Documentation should include a note regarding whether the patient was an established patient (with existing comprehensive examination and records) or a new patient consultation. Assessment of new patients via teledentistry alone is generally not appropriate for most diagnostic purposes. Established patients with recent comprehensive examination records can be appropriately triaged via teledentistry when the interaction focuses on specific new concerns.

Technical issues affecting the teledentistry consultation should be documented. If image quality was poor, if the patient could not position intraorally for adequate visualization, or if audio/video synchrony was compromised, this documentation supports appropriate clinical decision-making and protects the provider against accusations of inadequate assessment.

Future Directions and Technology Enhancement

Artificial intelligence and machine learning technologies are being integrated into teledentistry platforms to enhance diagnostic capabilities. AI algorithms trained on large datasets of dental radiographs and intraoral photographs can identify carious lesions, periodontal disease indicators, and other pathology, potentially improving diagnostic accuracy of teledentistry imaging. However, AI augmentation of teledentistry remains in development stages and requires substantial validation before clinical implementation.
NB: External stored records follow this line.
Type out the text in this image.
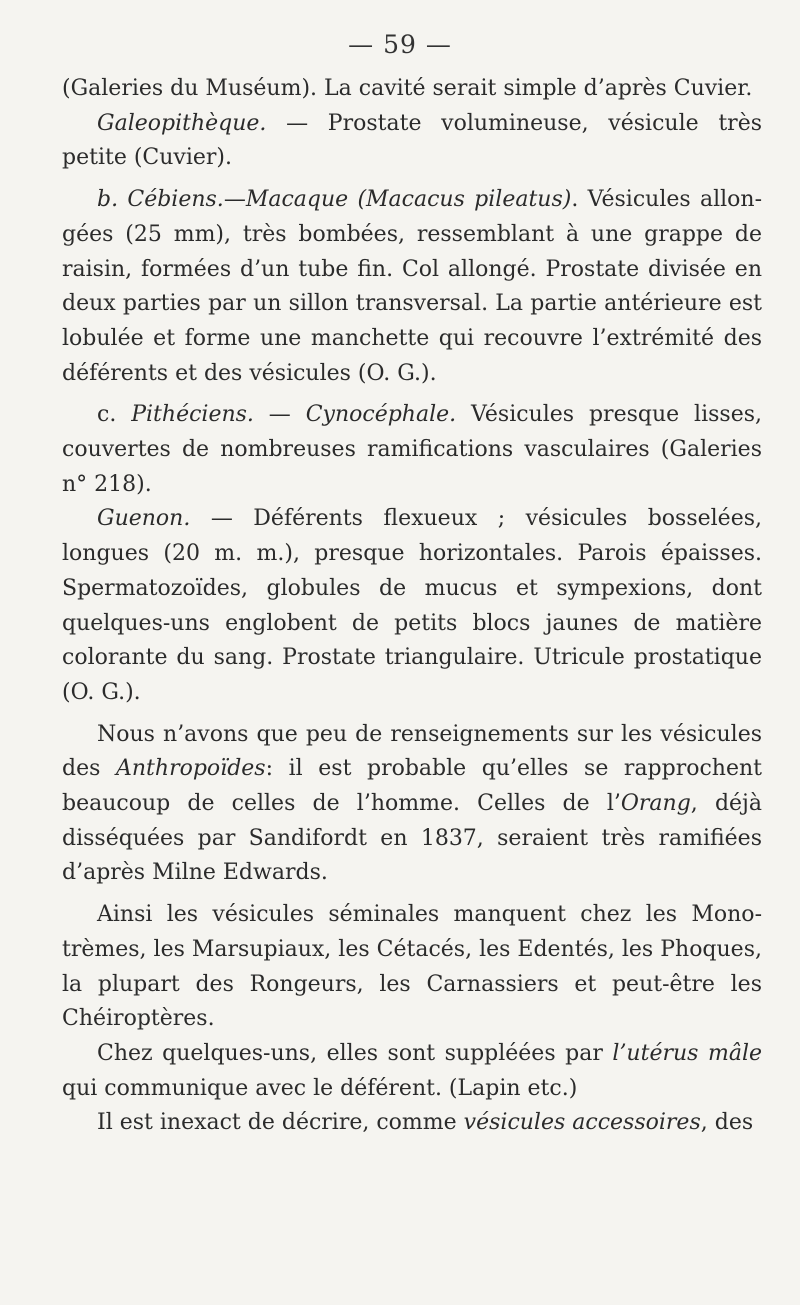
— 59 —

(Galeries du Muséum). La cavité serait simple d’après Cuvier.

Galeopithèque. — Prostate volumineuse, vésicule très petite (Cuvier).

b. Cébiens.—Macaque (Macacus pileatus). Vésicules allongées (25 mm), très bombées, ressemblant à une grappe de raisin, formées d’un tube fin. Col allongé. Prostate divisée en deux parties par un sillon transversal. La partie antérieure est lobulée et forme une manchette qui recouvre l’extrémité des déférents et des vésicules (O. G.).

c. Pithéciens. — Cynocéphale. Vésicules presque lisses, couvertes de nombreuses ramifications vasculaires (Galeries n° 218).

Guenon. — Déférents flexueux ; vésicules bosselées, longues (20 m. m.), presque horizontales. Parois épaisses. Spermatozoïdes, globules de mucus et sympexions, dont quelques-uns englobent de petits blocs jaunes de matière colorante du sang. Prostate triangulaire. Utricule prostatique (O. G.).

Nous n’avons que peu de renseignements sur les vésicules des Anthropoïdes: il est probable qu’elles se rapprochent beaucoup de celles de l’homme. Celles de l’Orang, déjà disséquées par Sandifordt en 1837, seraient très ramifiées d’après Milne Edwards.

Ainsi les vésicules séminales manquent chez les Monotrèmes, les Marsupiaux, les Cétacés, les Edentés, les Phoques, la plupart des Rongeurs, les Carnassiers et peut-être les Chéiroptères.

Chez quelques-uns, elles sont suppléées par l’utérus mâle qui communique avec le déférent. (Lapin etc.)

Il est inexact de décrire, comme vésicules accessoires, des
Improved imaging technology including high-resolution intraoral cameras, 3D scanning capabilities, and augmented reality visualization may expand teledentistry diagnostic capabilities. Integration of portable radiographic units with teledentistry platforms could provide radiographic information without requiring in-person assessment, though radiation safety and regulatory considerations remain substantial barriers.

Conclusion

Teledentistry has evolved from experimental technology to established modality with specific appropriate clinical applications. Synchronous and asynchronous teledentistry serve distinct functions in modern dental practice, particularly for triage, follow-up, and consultation. However, significant limitations—particularly regarding diagnostic accuracy for subtle pathology, inability to perform comprehensive physical examination, and regulatory uncertainty across jurisdictions—mean that teledentistry complements but does not replace in-person dental examination for most clinical scenarios. Practices implementing teledentistry should understand the specific strengths and limitations of various modalities, ensure appropriate licensure and documentation, and maintain clarity regarding situations mandating in-person evaluation to ensure patient safety and appropriate standard of care.